Unprecedented debt forces department to scrap 2 000 jobs
The beleaguered Eastern Cape Department of Health is facing an unprecedented crisis with R14-billion in medico-legal claims against it, forcing it to scrap 2 000 jobs from its employment budget. It has also racked up unpaid debts of more than R1-billion.
The department is also facing the sale of its Bhisho head office on Friday if it fails to pay millions of rands in damages.
Its attorney has appealed to lawyers who won R80-million in damages against the department to give it time until the new financial year – starting next month – to pay.

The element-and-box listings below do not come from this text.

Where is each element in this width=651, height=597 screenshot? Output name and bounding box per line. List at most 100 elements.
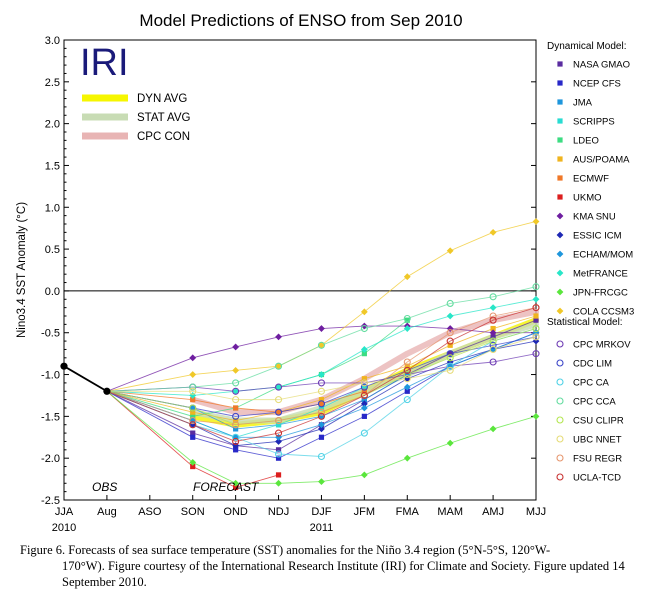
dynamical-legend-title: Dynamical Model: xyxy=(547,41,626,52)
y-tick-label: 0.5 xyxy=(45,244,60,256)
point-cpc-ca xyxy=(317,452,326,461)
x-tick-label: OND xyxy=(223,506,248,518)
x-tick-label: ASO xyxy=(138,506,162,518)
x-tick-label: NDJ xyxy=(268,506,289,518)
point-cpc-mrkov xyxy=(232,387,240,395)
legend-marker-ecmwf xyxy=(557,175,563,181)
y-tick-label: 2.5 xyxy=(45,77,60,89)
legend-marker-fsu-regr xyxy=(556,454,564,462)
legend-marker-nasa-gmao xyxy=(557,61,563,67)
point-cola-ccsm3 xyxy=(532,218,540,225)
point-jma xyxy=(190,405,196,411)
point-ldeo xyxy=(190,413,196,419)
legend-label-cpc-cca: CPC CCA xyxy=(573,397,616,408)
point-ncep-cfs xyxy=(190,434,196,440)
enso-chart: Model Predictions of ENSO from Sep 2010 … xyxy=(16,11,634,534)
legend-label-ucla-tcd: UCLA-TCD xyxy=(573,473,621,484)
point-cpc-ca xyxy=(232,433,240,441)
point-aus-poama xyxy=(318,397,325,403)
legend-marker-ucla-tcd xyxy=(556,473,564,481)
point-nasa-gmao xyxy=(490,334,496,340)
point-nasa-gmao xyxy=(533,317,539,323)
y-tick-label: 2.0 xyxy=(45,119,60,131)
series-fsu-regr xyxy=(106,307,537,426)
point-jpn-frcgc xyxy=(532,412,540,420)
point-csu-clipr xyxy=(532,324,540,333)
logo-iri: IRI xyxy=(80,42,129,84)
x-tick-label: JJA xyxy=(55,506,74,518)
point-ecmwf xyxy=(361,388,367,394)
y-tick-label: 1.5 xyxy=(45,160,60,172)
point-cola-ccsm3 xyxy=(403,273,411,281)
plot-frame xyxy=(63,39,537,501)
point-jpn-frcgc xyxy=(446,439,454,447)
y-tick-label: -2.0 xyxy=(41,453,60,465)
legend-marker-jpn-frcgc xyxy=(556,288,564,296)
point-fsu-regr xyxy=(446,329,454,337)
point-fsu-regr xyxy=(403,358,411,366)
point-echam-mom xyxy=(403,383,411,391)
legend-marker-jma xyxy=(557,99,563,105)
point-cpc-cca xyxy=(274,362,283,370)
point-ecmwf xyxy=(318,401,325,407)
point-ucla-tcd xyxy=(532,304,540,312)
legend-marker-metfrance xyxy=(556,269,564,277)
legend-label-jpn-frcgc: JPN-FRCGC xyxy=(573,288,628,299)
forecast-label: FORECAST xyxy=(193,480,260,494)
x-tick-label: MJJ xyxy=(526,506,546,518)
series-ukmo xyxy=(106,390,279,488)
y-axis-label: Nino3.4 SST Anomaly (°C) xyxy=(16,202,28,338)
point-jma xyxy=(233,426,239,432)
legend-label-kma-snu: KMA SNU xyxy=(573,212,616,223)
legend-marker-ubc-nnet xyxy=(556,435,564,443)
figure-caption: Figure 6. Forecasts of sea surface tempe… xyxy=(20,542,640,590)
point-jpn-frcgc xyxy=(232,479,240,487)
point-cpc-mrkov xyxy=(489,358,497,366)
legend-marker-csu-clipr xyxy=(556,416,564,424)
point-cpc-ca xyxy=(446,362,454,370)
x-tick-label: JFM xyxy=(354,506,375,518)
y-tick-label: -2.5 xyxy=(41,495,60,507)
legend-label-essic-icm: ESSIC ICM xyxy=(573,231,622,242)
x-tick-label: DJF xyxy=(311,506,331,518)
point-metfrance xyxy=(232,387,240,395)
point-aus-poama xyxy=(404,363,410,369)
x-tick-label: Aug xyxy=(97,506,117,518)
point-cola-ccsm3 xyxy=(446,247,454,255)
point-jma xyxy=(318,413,325,419)
point-ukmo xyxy=(275,472,282,478)
point-ucla-tcd xyxy=(189,421,197,429)
legend-marker-ncep-cfs xyxy=(557,80,563,86)
legend-marker-ldeo xyxy=(557,137,563,143)
series-nasa-gmao xyxy=(106,319,537,451)
point-jpn-frcgc xyxy=(489,425,497,433)
series-echam-mom xyxy=(106,332,537,438)
point-cpc-mrkov xyxy=(532,350,540,358)
point-jpn-frcgc xyxy=(189,458,197,466)
statistical-legend-title: Statistical Model: xyxy=(547,317,623,328)
point-ubc-nnet xyxy=(360,379,368,387)
legend-marker-cdc-lim xyxy=(556,359,564,367)
legend-marker-aus-poama xyxy=(557,156,563,162)
point-ucla-tcd xyxy=(274,429,283,437)
legend-label-scripps: SCRIPPS xyxy=(573,117,615,128)
series-metfrance xyxy=(106,298,537,396)
point-ukmo xyxy=(233,484,239,491)
point-cpc-cca xyxy=(232,379,240,387)
legend-marker-ukmo xyxy=(557,194,563,200)
legend-marker-echam-mom xyxy=(556,250,564,258)
point-metfrance xyxy=(318,371,325,378)
point-essic-icm xyxy=(275,438,282,445)
point-kma-snu xyxy=(232,343,240,351)
series-observed xyxy=(63,365,108,393)
point-cola-ccsm3 xyxy=(489,228,497,236)
y-tick-label: 0.0 xyxy=(45,286,60,298)
point-jpn-frcgc xyxy=(360,471,368,479)
point-cdc-lim xyxy=(489,341,497,349)
point-cdc-lim xyxy=(274,408,283,416)
legend-label-nasa-gmao: NASA GMAO xyxy=(573,60,630,71)
point-ubc-nnet xyxy=(489,345,497,354)
legend-marker-kma-snu xyxy=(556,212,564,220)
point-metfrance xyxy=(360,346,368,353)
point-nasa-gmao xyxy=(447,351,453,357)
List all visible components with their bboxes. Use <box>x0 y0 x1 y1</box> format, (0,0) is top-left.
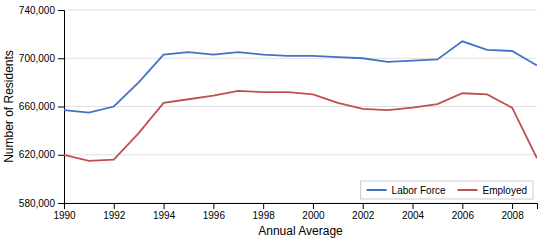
y-axis-title: Number of Residents <box>2 50 16 163</box>
tick: 1996 <box>203 203 226 221</box>
grid-line <box>64 106 537 107</box>
axis-line <box>65 204 538 210</box>
tick: 1998 <box>253 203 276 221</box>
tick-mark <box>313 203 314 209</box>
tick-mark <box>263 203 264 209</box>
tick: 1990 <box>53 203 76 221</box>
tick: 700,000 <box>19 53 64 64</box>
axis-line <box>58 11 65 204</box>
tick: 1992 <box>103 203 126 221</box>
tick: 2004 <box>402 203 425 221</box>
tick: 1994 <box>153 203 176 221</box>
legend-swatch <box>458 189 478 191</box>
tick-label: 2000 <box>302 210 325 221</box>
tick-mark <box>413 203 414 209</box>
tick-label: 2004 <box>402 210 425 221</box>
tick-mark <box>58 107 64 108</box>
tick-mark <box>512 203 513 209</box>
tick-label: 740,000 <box>19 5 56 16</box>
tick-mark <box>58 58 64 59</box>
tick: 2000 <box>302 203 325 221</box>
series-line <box>64 41 537 112</box>
tick-label: 1996 <box>203 210 226 221</box>
legend-label: Labor Force <box>392 185 446 196</box>
tick-label: 2006 <box>452 210 475 221</box>
tick-label: 1998 <box>253 210 276 221</box>
y-axis: 580,000 620,000 660,000 700,000 740,000 <box>19 5 65 209</box>
tick: 580,000 <box>19 198 64 209</box>
tick-mark <box>58 203 64 204</box>
x-axis-title: Annual Average <box>258 224 343 238</box>
tick: 660,000 <box>19 101 64 112</box>
legend-frame <box>361 181 533 199</box>
tick-mark <box>58 155 64 156</box>
series-group <box>64 41 537 160</box>
legend-label: Employed <box>483 185 527 196</box>
x-axis: 1990 1992 1994 1996 1998 2000 2002 2004 2006 2008 <box>53 203 537 221</box>
tick-label: 620,000 <box>19 149 56 160</box>
tick-mark <box>462 203 463 209</box>
tick-label: 700,000 <box>19 53 56 64</box>
tick-label: 660,000 <box>19 101 56 112</box>
tick: 2008 <box>501 203 524 221</box>
grid-line <box>64 154 537 155</box>
grid-line <box>64 10 537 11</box>
grid <box>64 10 537 203</box>
grid-line <box>64 58 537 59</box>
series-line <box>64 91 537 161</box>
tick-mark <box>164 203 165 209</box>
tick: 740,000 <box>19 5 64 16</box>
tick: 620,000 <box>19 149 64 160</box>
tick: 2002 <box>352 203 375 221</box>
plot-area: 1990 1992 1994 1996 1998 2000 2002 2004 2006 2008… <box>19 5 538 221</box>
tick-mark <box>114 203 115 209</box>
tick-label: 1994 <box>153 210 176 221</box>
tick-mark <box>363 203 364 209</box>
tick-label: 580,000 <box>19 198 56 209</box>
tick-label: 2008 <box>501 210 524 221</box>
tick-mark <box>213 203 214 209</box>
tick-label: 1990 <box>53 210 76 221</box>
chart: 1990 1992 1994 1996 1998 2000 2002 2004 2006 2008… <box>0 0 553 239</box>
legend: Labor Force Employed <box>361 181 533 199</box>
tick-label: 1992 <box>103 210 126 221</box>
tick: 2006 <box>452 203 475 221</box>
legend-swatch <box>367 189 387 191</box>
tick-label: 2002 <box>352 210 375 221</box>
tick-mark <box>58 10 64 11</box>
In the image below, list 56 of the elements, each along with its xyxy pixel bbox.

Eastern Cape Health MEC Dr Pumza Dyantyi told the standing committee on appropriations in parliament last week that the provincial department had accrued unpaid debts of R1.4-billion.
It had also been forced to reduce the number of vacant posts by 1 954 as the medico-legal claims were being paid from the employment budget.
In a letter written to several attorneys looking for money, a senior manager in the department’s legal directorate, Mlungisi Mlambo, asked the attorneys to hold off on the sale of the head office building in Bhisho scheduled for Friday.
He said it was unnecessary to sell the building as they would undertake to pay before the end of next month.
Mlambo said the department could no longer pay their debtors as they had reached the ceiling for payments.
Provincial health spokesman Sizwe Kupelo said the department had also won a court case against the sheriff of the high court for the illegal seizure of health department property. “They even took personnel files,” he said. Kupelo said existing court orders had exceeded what was available in the budget.
It also transpired that not all the court orders had been delivered on time to the department.
The amount of pending orders is an estimated R80-million.
Kupelo said there had been some procedural problems with the seizure of some of the department’s assets – and these were successfully challenged in the Mthatha High Court.
“The issue of the Department of Health being a target of litigation is a national issue which the finance minister [Pravin Gordhan] has pronounced on. It’s not unique to this province,” he said.
“In some cases, there is evidence of collusion between lawyers and department staff. We also see the theft of patient files.”
The DA’s Celeste Barker said the real tragedy was “deaths, disfigurement and endless suffering of patients with no recourse”.
On Monday, the Law Society of South Africa voiced concern about allegations against attorneys during the joint sitting of parliament’s standing committee on appropriations and the portfolio committee on health.
“We are seeking a meeting with the joint committees to discuss what the society views to be unsubstantiated and sensationalist allegations against attorneys with regard to medical negligence claims,” Law Society co-chairman Mvuzo Notyesi said.
“Attorneys cannot be blamed for simply carrying out their duties on behalf of victims who have been wronged.”